A federal judge on Thursday temporarily blocked the Biden administration from ending a Trump-era policy designed to restrict immigration at the southern border.
U.S. District Judge Matthew Kacsmaryk of the Northern District of Texas said in his decision that he would put on hold termination of the policy that required people seeking asylum at the U.S.-Mexico border, primarily from Central America, to wait in Mexico while their claims were decided “until the Court can resolve the merits of Plaintiffs’ claims.”
Kacsmaryk’s ruling is a setback for President Joe Biden, whose administration first sought to end the “Remain in Mexico” policy, formally known as the Migrant Protection Protocols, when he took office in January 2021.
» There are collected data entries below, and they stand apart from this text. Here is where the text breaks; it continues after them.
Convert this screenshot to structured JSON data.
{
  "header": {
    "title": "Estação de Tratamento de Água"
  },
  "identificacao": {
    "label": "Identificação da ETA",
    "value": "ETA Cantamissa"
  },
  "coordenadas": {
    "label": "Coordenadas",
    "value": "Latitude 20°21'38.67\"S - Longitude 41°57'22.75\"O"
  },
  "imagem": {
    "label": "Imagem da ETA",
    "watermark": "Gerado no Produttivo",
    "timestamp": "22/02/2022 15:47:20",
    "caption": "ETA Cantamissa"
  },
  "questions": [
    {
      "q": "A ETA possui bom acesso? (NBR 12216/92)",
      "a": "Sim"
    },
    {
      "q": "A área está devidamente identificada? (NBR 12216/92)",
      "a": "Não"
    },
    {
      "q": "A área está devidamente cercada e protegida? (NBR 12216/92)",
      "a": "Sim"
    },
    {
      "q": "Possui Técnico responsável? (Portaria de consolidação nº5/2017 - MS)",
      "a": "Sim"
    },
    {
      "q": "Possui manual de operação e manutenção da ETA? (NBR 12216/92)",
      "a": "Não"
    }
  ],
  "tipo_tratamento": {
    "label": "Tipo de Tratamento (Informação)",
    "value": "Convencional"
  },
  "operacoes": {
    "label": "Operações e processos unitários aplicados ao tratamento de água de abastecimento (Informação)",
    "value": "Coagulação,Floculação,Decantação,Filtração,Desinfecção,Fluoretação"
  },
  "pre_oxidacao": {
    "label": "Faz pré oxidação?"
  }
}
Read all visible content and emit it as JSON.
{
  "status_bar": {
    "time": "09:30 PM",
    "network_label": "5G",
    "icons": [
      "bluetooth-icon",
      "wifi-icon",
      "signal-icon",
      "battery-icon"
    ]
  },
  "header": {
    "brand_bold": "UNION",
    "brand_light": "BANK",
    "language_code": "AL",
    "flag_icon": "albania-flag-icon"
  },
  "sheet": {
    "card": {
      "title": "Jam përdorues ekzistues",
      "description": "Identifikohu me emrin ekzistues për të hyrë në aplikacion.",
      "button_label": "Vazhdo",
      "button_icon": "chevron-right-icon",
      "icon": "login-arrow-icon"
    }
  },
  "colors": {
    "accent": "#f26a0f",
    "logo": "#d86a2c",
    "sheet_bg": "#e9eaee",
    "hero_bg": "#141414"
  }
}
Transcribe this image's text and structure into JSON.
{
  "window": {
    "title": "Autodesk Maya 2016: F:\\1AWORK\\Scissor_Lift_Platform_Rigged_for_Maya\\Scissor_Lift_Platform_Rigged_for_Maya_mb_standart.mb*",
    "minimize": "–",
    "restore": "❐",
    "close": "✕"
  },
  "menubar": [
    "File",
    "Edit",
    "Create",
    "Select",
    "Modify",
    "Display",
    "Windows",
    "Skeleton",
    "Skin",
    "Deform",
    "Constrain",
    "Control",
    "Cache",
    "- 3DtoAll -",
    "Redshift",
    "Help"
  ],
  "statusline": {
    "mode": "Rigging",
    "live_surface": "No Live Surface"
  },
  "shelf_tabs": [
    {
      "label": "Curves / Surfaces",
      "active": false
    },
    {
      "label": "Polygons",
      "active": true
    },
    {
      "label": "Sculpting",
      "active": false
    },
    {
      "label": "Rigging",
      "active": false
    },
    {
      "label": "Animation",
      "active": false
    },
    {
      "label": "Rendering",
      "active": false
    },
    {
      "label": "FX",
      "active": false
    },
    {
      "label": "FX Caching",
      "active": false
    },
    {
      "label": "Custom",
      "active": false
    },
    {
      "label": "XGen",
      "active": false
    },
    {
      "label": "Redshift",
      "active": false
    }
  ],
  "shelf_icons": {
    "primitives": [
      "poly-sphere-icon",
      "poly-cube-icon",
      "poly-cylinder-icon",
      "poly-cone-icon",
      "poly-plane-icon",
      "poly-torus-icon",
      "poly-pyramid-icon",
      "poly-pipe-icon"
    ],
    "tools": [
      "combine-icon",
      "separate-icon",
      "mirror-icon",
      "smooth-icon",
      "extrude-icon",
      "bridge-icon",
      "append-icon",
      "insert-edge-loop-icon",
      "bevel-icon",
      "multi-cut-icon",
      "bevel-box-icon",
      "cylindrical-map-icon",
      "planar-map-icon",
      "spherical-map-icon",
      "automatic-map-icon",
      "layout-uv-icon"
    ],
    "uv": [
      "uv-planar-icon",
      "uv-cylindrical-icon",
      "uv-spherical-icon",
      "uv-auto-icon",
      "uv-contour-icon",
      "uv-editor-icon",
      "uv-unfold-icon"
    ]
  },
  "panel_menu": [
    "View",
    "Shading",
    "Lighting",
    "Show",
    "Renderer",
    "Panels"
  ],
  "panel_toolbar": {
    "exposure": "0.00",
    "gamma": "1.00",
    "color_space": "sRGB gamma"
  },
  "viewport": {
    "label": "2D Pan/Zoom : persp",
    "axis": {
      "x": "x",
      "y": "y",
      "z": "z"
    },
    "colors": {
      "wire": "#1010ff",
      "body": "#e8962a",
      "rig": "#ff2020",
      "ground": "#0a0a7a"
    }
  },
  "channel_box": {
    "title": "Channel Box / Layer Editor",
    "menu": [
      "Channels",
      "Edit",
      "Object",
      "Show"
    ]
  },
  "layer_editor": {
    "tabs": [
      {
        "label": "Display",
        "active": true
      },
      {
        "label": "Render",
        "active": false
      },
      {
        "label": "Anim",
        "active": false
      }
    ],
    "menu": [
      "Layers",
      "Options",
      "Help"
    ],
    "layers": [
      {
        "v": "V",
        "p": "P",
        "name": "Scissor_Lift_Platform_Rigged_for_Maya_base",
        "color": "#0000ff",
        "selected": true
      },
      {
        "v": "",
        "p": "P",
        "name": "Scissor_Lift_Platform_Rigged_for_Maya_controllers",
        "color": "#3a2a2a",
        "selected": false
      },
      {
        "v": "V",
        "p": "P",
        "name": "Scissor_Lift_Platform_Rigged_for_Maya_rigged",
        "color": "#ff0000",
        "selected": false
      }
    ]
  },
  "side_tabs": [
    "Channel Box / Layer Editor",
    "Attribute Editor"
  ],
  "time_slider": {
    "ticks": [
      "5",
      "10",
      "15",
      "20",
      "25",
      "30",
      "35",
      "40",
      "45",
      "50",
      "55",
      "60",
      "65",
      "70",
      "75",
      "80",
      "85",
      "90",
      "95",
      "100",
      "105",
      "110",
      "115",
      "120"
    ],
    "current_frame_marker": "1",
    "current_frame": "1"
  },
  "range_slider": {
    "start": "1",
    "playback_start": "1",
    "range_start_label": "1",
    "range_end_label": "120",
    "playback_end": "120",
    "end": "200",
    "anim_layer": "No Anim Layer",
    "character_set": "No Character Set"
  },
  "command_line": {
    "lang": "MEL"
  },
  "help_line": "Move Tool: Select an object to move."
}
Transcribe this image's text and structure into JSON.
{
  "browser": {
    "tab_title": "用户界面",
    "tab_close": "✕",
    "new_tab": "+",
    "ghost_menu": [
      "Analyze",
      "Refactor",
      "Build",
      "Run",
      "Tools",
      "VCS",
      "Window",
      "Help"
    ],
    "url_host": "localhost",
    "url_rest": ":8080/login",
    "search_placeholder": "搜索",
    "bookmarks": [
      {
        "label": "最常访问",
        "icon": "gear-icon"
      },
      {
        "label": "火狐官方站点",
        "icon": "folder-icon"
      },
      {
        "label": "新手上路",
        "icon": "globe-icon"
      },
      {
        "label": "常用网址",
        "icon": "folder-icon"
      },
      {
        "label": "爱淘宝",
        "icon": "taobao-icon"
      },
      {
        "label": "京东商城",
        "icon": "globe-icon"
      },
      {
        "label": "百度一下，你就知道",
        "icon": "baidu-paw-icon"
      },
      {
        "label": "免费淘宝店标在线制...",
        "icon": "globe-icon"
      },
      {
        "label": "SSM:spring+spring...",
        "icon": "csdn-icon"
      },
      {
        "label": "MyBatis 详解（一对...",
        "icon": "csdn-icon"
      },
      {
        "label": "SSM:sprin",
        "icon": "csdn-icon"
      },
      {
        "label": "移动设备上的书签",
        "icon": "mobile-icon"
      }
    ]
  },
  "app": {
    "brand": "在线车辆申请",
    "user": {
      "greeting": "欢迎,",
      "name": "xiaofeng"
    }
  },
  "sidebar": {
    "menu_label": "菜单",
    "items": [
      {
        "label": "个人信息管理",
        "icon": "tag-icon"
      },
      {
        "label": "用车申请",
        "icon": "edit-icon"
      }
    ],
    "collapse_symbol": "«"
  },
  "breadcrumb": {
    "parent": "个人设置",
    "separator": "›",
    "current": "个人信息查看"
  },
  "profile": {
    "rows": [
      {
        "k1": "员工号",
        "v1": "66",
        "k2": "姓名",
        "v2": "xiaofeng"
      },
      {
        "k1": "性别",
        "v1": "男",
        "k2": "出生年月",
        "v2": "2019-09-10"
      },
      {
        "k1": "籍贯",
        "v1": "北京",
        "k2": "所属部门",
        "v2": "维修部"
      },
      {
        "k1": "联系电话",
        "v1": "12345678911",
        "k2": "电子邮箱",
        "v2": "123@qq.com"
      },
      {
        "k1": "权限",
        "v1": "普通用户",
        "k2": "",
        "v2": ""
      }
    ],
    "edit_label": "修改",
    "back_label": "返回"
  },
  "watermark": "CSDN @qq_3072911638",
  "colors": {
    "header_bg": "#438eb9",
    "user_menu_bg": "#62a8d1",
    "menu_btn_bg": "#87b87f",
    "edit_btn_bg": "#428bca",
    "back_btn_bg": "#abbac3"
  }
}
The Supreme Court said in a 5-4 ruling in June that the Biden administration had acted properly in seeking to end the policy, reversing a federal appeals court ruling that rejected a fresh attempt to end the policy in October 2021. The administration was previously forced to reinstate the policy after Texas and Missouri sued.
Texas Attorney General Ken Paxton, who filed suit to block the policy from being lifted, praised the judge's order on Twitter.
"Biden’s open-border agenda won’t survive my legal attacks," Paxton said Thursday.
Immigrant rights groups and opponents of "Remain in Mexico," which is separate from another Trump-era border policy known as Title 42, say it denies people the right to seek protection in the U.S. and forces them to face potentially dangerous circumstances as they await asylum.